No dia 1 de Junho recebe na sua casa de S, Miguel de Seide aquele clínico que perante o seu estado, sentindo-se impotente para o curar recomenda-lhe, caridosamente descanso e umas termas e retira-se levando por companhia até à porta a esposa do escritor, Ana Plácido, quando é ouvido, no cimo da escadaria que dava para o quinteiro, o tiro que na têmpora direita liquidou de vez a vida de quem havia sido um dos maiores cultores da língua portuguesa.

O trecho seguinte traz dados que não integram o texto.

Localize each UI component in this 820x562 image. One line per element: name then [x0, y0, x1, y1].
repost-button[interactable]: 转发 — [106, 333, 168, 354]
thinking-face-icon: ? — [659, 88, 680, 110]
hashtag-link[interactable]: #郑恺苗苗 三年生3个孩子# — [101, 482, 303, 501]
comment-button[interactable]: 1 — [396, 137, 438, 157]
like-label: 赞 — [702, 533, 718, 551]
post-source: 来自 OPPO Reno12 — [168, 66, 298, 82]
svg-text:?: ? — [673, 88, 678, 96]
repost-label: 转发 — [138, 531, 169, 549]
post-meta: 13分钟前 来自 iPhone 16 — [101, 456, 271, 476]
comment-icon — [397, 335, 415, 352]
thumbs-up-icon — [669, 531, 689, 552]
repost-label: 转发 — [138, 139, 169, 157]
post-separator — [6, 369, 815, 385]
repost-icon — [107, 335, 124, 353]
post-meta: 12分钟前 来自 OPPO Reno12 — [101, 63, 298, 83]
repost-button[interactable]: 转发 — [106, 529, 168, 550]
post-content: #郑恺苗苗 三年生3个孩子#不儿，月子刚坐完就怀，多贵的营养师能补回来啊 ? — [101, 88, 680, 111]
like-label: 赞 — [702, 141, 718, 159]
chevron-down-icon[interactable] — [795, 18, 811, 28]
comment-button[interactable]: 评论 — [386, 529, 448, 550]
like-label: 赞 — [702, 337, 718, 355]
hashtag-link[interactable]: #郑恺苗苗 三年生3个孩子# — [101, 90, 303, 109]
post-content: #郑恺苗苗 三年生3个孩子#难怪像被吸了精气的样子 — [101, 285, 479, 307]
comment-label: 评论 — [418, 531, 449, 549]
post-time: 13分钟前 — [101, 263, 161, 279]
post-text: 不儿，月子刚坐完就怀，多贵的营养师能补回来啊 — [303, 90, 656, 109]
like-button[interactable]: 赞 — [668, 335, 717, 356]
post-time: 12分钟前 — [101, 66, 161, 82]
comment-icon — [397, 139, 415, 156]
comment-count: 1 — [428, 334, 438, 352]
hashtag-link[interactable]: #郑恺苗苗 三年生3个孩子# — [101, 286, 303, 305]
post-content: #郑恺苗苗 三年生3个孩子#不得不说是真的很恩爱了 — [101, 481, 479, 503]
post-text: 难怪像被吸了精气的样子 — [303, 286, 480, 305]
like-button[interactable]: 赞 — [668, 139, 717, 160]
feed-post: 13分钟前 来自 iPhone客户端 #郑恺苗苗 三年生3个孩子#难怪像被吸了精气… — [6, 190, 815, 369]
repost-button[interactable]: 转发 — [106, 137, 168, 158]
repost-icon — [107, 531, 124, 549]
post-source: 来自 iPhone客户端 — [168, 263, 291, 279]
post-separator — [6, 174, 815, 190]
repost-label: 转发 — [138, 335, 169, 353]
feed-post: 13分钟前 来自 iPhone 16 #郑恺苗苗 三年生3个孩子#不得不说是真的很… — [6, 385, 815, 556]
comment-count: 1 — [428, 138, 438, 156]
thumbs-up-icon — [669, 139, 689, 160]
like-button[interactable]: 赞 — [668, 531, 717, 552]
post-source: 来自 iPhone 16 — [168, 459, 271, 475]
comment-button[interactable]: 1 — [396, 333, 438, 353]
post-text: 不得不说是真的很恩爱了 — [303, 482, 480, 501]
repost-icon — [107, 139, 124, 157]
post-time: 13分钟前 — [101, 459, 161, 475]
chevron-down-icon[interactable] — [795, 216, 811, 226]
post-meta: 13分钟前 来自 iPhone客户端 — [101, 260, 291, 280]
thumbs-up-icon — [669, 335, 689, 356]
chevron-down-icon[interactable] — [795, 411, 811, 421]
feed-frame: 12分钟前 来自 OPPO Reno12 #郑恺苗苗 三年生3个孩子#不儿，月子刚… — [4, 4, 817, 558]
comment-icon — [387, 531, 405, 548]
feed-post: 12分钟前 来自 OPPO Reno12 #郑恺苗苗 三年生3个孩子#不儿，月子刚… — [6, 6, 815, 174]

O soneto de Camilo que se reproduz, célebre pela dor que encerra é dedicado a um amigo seu - o único que ficou dos tais cento e dez - e é, pela crueza que encerra um libelo acusatório contra os amigos que desaparecem - que vamos nós lá fazer? Se ele está cego, não nos pode ver! 

Dá que pensar o que aconteceu com Camilo Castelo Branco e o soneto é a prova maior que ele quis deixar para a posteridade, tendo-se a certeza - posso dizer -  que se não fora o seu suicídio, mesmo cego, Camilo Castelo Branco ter-se-ia servido de Ana Plácido para nos deixar mais um romance sobre o tema da amizade fátua que dura - como ele sentiu - mas só enquanto a fama existe.